Yes, that's a Hereford cow and calf bedded down in my raspberry patch.
It all started last November, at or near the full moon, on a below-zero night. There was a scattering of snow, or maybe just hoarfrost, reflecting the moonlight, so it was easy to see without artificial light. The dogs woke me from a sound sleep, going crazy at something outside my window. I got up, expecting to see some deer meandering through the yard. It was a beef cow. Or steer, or bull, it wasn't
that light out. As far as I knew, nobody close to me had beef cows. Hmmm. I bundled up and went outside to see if I could lure it into my vacant front pasture with some hay, but she spooked and ran off into the night. I went back to bed, and the next morning wondered if I had dreamt the whole thing.
A few months later, February, to be exact, just after dark, the dogs started going crazy again. I stepped out onto my porch, to make sure nothing was going after my animals. They were fine. Then I heard it. Something very large crashing through the brush and trees on the south side of my place. It was too dark to see anything, but I could hear it. I wasn't about to venture off the porch to see what it was though. Just a few days before, there had been a news story about a MN man killed by his bull. Nope, not going out there.
The next morning, I strapped on the snowshoes and went out to look at the tracks left behind by my visitor in the dark.
Yep, cow.
A couple of months later, early April, dusk, again the dogs went crazy. I looked out and saw her, but now she had a little sidekick! They were grazing the little grass that had just started to grow. I called the sheriff's office, to see if anybody had reported a cow/calf pair missing. Nobody had, but they took my information in case anybody did. Then I started calling a couple of neighbors, to see if they knew anybody in the area that had beef cattle.
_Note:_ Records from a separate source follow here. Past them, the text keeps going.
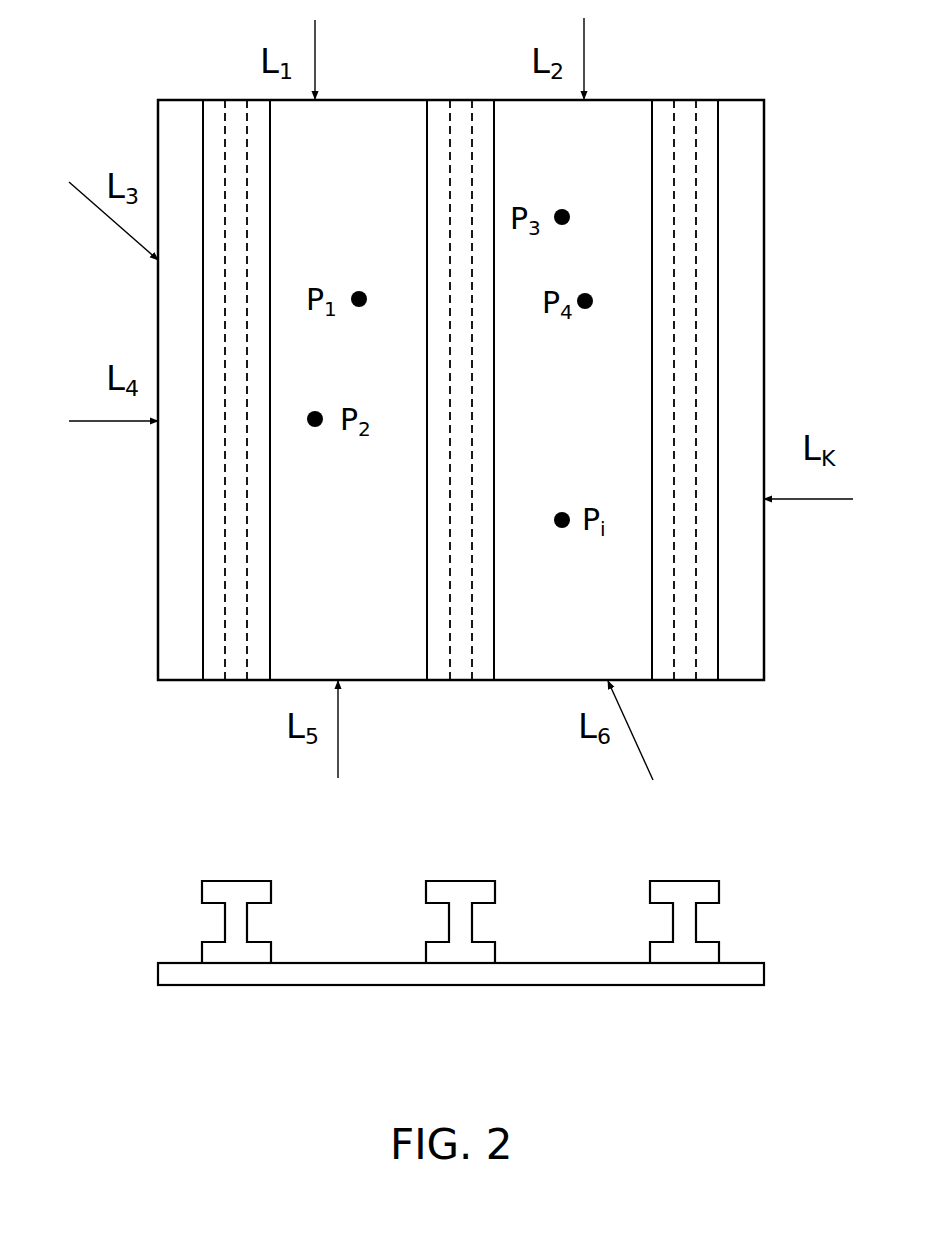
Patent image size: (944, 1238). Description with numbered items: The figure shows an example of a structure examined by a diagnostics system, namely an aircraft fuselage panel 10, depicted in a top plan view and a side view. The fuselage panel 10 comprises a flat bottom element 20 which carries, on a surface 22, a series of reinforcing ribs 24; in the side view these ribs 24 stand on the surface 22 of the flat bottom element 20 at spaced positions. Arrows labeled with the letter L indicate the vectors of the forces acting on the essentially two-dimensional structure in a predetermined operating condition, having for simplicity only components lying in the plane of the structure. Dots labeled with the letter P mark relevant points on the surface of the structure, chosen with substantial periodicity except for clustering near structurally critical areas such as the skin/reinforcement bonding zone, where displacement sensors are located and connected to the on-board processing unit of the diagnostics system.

The fuselage panel 10 is at (783, 147).
The flat bottom element 20 is at (157, 638).
The surface 22 is at (327, 968).
The reinforcing ribs 24 is at (228, 882).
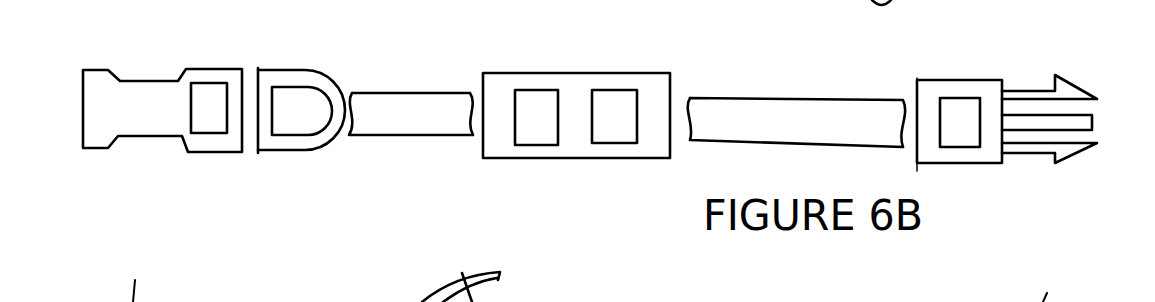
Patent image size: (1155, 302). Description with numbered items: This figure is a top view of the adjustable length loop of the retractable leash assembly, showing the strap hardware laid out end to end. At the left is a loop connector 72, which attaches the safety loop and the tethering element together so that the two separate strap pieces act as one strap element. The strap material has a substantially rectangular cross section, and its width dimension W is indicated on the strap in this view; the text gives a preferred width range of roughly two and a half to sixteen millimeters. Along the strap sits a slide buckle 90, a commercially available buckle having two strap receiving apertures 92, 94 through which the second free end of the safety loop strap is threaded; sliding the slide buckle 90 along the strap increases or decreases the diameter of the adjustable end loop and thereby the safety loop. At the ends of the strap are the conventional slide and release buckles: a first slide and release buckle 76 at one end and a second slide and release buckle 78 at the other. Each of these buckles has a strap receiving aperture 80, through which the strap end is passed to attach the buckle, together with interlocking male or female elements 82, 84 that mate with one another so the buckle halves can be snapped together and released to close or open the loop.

The interlocking female element 84 is at (120, 80).
The strap receiving aperture 80 is at (207, 117).
The second slide and release buckle 78 is at (149, 182).
The loop connector 72 is at (293, 80).
The slide buckle 90 is at (577, 147).
The strap receiving aperture 92 is at (535, 100).
The strap receiving aperture 94 is at (615, 105).
The width dimension W is at (747, 140).
The first slide and release buckle 76 is at (1023, 188).
The interlocking male element 82 is at (1072, 89).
One neighbor gave me the name of another neighbor, and so it went down the line. Nobody knew of anybody missing a cow. Finally I called my nearest neighbor, and there I got the scoop. The cow had been hanging out in the woods by his lake all winter. He fed it corn every once in a while, and had advertised in the paper, but nobody had claimed her. He warned me that they had tried to corral her once, and it went crazy and sent a couple of men flying. He said that it had given birth to the calf last month, in that stretch of bad storms.
The one that did this.
And then this.
We don't really have open range land here in Minnesota. It was kind of cool to have the "free range cow" come visiting. The neighbor's warning of how she had sent a couple of men flying had me worried though. I can't keep Mom in the house in the summer, she likes to walk. A lot. I really didn't want an overly protective cow hanging around. So the next morning, when a neighbor that I had never met before called, returning my message from the night before, and offered to give her a home if she needed it, I agreed.
We concocted a plan. They would bring over some hay, and corn silage, and we would start feeding and watering her to get her used to coming back. Then we would gradually move the feed into my front pasture, and see if she would go in there.
It worked. Just before sundown, she would come up from the woods by the lake, cautiously cross the field, and hang out in my yard, eating.
She bedded down in various places in the yard, the raspberry patch being her favorite. After sunrise, when she would hear activity in the house, or I would come out to do chores, (and take pictures of her),
she would head back over the rise to the woods, her little one by her side.